Viola Beach single Swings & Waterslides enters top 20
As The Telegraph reports, the wreckage of the band’s vehicle was sailed over by the ship – the M/T Tellus, operated by Sirius Shipping – which weighs 7,500 tonnes when fully loaded, shortly after the auto dropped over 25 metres from the bridge, which had opened to allow the ship to pass through.
According to the Daily Telegraph the latest disclosure raises the possibility that they could have survived the initial fall and instead been killed by the oil tanker. Swedish police have indicated this might explain the extreme wreck the auto was in on recovery.
In Sweden, the band are now the highest placing non-Swedish act on Spotify’s Viral Top 50, which looks at the most-shared tracks in the country.

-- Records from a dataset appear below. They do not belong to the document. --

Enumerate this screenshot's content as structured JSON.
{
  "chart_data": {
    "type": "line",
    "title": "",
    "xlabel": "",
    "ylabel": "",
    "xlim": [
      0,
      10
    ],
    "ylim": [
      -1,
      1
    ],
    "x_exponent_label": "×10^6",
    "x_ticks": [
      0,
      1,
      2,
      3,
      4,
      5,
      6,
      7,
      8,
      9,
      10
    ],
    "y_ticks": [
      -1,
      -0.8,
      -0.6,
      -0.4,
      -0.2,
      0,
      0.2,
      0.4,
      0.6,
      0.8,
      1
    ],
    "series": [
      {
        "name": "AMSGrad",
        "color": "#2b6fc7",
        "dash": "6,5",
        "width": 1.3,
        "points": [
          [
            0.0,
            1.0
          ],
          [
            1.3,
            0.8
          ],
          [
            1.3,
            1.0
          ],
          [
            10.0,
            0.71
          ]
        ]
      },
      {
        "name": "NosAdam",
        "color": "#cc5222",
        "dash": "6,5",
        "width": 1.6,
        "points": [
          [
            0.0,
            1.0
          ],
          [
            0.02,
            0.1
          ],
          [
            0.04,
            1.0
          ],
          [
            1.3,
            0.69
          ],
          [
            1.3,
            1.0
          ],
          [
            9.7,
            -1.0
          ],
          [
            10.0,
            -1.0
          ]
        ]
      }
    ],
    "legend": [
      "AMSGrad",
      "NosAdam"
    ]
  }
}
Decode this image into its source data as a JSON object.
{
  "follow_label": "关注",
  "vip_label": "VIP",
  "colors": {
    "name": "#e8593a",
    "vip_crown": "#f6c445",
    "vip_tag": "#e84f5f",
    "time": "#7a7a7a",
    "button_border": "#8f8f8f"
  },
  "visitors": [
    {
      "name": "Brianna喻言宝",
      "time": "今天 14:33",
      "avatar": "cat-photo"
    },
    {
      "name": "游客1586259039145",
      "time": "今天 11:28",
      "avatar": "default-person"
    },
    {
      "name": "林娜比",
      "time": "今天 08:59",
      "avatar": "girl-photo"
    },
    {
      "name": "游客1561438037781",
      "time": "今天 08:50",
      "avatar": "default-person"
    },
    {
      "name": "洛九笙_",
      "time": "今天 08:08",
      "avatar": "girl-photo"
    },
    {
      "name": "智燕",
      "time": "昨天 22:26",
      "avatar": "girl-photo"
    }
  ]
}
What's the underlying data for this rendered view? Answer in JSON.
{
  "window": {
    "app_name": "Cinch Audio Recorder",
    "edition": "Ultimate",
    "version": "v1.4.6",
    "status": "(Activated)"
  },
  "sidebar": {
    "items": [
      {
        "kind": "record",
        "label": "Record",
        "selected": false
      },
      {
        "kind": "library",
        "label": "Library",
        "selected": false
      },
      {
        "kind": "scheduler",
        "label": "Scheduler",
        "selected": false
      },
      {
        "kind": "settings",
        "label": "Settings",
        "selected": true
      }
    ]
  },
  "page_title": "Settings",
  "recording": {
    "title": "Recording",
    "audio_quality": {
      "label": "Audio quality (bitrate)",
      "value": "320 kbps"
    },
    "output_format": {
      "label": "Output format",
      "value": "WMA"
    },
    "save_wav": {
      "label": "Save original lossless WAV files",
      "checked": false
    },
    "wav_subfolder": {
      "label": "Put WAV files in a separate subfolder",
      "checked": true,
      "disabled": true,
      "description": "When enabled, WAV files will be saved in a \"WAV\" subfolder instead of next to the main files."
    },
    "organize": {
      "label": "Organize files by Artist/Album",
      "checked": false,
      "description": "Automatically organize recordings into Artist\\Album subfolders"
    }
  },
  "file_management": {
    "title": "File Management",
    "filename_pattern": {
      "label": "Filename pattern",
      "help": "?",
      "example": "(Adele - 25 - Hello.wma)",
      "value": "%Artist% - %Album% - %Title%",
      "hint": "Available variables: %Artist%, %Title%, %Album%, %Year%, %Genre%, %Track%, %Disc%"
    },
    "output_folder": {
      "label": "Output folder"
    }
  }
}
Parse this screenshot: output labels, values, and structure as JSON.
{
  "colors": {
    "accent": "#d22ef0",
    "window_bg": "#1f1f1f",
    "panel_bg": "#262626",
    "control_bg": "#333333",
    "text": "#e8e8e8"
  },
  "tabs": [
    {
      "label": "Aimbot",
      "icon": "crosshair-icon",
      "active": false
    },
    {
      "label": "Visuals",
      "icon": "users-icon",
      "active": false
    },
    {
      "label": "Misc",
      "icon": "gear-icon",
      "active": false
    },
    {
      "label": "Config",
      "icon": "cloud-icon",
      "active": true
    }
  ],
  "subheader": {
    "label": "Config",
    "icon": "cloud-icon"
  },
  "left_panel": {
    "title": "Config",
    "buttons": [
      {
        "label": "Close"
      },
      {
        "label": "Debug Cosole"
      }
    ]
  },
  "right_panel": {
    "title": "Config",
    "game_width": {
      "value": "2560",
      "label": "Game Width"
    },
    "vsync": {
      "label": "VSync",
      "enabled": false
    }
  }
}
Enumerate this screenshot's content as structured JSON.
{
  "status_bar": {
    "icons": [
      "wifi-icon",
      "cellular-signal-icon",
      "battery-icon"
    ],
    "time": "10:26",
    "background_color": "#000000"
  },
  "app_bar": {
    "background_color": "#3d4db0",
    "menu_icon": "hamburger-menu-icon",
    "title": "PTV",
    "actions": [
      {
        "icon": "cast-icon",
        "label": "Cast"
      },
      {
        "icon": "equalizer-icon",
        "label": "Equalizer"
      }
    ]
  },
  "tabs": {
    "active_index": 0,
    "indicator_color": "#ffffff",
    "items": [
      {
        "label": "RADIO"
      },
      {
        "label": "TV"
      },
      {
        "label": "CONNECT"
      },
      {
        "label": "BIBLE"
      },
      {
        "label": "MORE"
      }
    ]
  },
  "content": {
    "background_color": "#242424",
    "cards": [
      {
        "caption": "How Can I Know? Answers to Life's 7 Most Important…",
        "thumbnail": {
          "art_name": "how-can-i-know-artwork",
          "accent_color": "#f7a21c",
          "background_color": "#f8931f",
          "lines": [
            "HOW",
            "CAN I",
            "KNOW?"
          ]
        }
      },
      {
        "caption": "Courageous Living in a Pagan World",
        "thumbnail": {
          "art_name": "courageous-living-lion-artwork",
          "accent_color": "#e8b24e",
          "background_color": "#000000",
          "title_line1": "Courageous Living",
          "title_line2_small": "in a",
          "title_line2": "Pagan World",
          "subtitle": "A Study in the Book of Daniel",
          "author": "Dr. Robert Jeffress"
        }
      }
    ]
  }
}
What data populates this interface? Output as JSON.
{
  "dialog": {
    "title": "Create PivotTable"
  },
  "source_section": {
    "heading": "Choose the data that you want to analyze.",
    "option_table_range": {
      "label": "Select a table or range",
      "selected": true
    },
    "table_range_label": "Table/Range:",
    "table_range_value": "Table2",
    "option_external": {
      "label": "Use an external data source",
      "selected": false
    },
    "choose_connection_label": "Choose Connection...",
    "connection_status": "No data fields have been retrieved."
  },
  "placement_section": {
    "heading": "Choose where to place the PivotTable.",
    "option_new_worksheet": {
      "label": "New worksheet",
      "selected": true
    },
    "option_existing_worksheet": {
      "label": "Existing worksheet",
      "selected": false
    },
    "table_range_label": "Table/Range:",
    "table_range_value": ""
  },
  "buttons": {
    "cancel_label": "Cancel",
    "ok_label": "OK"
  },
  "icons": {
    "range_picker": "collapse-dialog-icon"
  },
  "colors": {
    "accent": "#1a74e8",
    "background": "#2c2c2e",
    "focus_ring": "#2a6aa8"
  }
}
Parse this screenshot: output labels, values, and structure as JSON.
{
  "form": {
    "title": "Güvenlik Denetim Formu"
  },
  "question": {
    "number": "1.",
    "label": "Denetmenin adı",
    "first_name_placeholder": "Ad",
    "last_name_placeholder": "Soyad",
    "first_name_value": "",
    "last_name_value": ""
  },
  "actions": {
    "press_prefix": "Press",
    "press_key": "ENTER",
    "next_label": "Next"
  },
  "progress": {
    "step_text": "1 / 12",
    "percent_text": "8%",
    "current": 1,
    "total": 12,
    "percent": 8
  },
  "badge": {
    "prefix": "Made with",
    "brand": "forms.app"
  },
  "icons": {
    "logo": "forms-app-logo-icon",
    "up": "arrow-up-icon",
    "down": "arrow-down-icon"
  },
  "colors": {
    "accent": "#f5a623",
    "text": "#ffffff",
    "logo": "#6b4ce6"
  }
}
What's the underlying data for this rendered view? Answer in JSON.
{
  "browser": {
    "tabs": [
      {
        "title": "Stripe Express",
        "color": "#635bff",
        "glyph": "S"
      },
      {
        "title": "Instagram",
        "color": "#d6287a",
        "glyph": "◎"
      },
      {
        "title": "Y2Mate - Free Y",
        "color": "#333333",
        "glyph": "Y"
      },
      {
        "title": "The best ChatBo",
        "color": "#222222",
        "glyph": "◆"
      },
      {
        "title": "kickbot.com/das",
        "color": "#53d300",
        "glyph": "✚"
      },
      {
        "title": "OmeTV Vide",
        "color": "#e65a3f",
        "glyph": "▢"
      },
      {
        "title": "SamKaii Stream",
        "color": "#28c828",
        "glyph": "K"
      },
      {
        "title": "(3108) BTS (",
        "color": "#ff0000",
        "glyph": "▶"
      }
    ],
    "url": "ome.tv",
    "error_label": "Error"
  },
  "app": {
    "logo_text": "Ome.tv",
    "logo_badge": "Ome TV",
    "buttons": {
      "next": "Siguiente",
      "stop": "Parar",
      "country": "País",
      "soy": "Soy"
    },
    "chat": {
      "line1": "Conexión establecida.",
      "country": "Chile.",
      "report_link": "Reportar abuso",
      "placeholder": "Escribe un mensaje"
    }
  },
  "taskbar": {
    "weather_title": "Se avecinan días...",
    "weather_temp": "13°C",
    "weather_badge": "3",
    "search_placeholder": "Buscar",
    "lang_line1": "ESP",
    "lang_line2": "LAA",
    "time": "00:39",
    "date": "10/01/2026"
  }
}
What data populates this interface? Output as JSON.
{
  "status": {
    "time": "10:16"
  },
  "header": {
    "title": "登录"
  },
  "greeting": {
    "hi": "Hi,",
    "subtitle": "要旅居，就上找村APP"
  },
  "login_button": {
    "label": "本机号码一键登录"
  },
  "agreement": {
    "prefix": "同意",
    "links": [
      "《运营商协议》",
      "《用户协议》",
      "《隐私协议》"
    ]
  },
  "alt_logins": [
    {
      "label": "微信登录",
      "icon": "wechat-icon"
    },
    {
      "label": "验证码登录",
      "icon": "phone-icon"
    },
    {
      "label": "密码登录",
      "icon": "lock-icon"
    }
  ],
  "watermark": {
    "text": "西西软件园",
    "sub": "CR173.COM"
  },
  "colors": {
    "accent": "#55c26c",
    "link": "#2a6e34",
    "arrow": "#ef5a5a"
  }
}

‘It is with great sadness that we will not be able to see them grow from the spark that they are now, into the raging fire that they so desperately desired to become’.
A spokesman for the shipping company said no one realised the auto had fallen from the bridge. “But the outcome for the auto would probably not have been different whether the crew had noticed it or not”, he says.
The organisers of Liverpool Sound City have confirmed they will be paying a special tribute to Viola Beach at this year’s festival in May.
Kris Leonard, 20, River Reeves, 19, Jack Dakin, 19, Tomas Lowe, 27, and their manager Craig Tarry, 33, all died after their auto ended up in a canal in Södertälje, near Stockholm on Saturday.
They released their debut single Swings & Waterslides last summer, and the follow-up Boys That Sing came out last month. The band were in Sweden to perform their first overseas gig.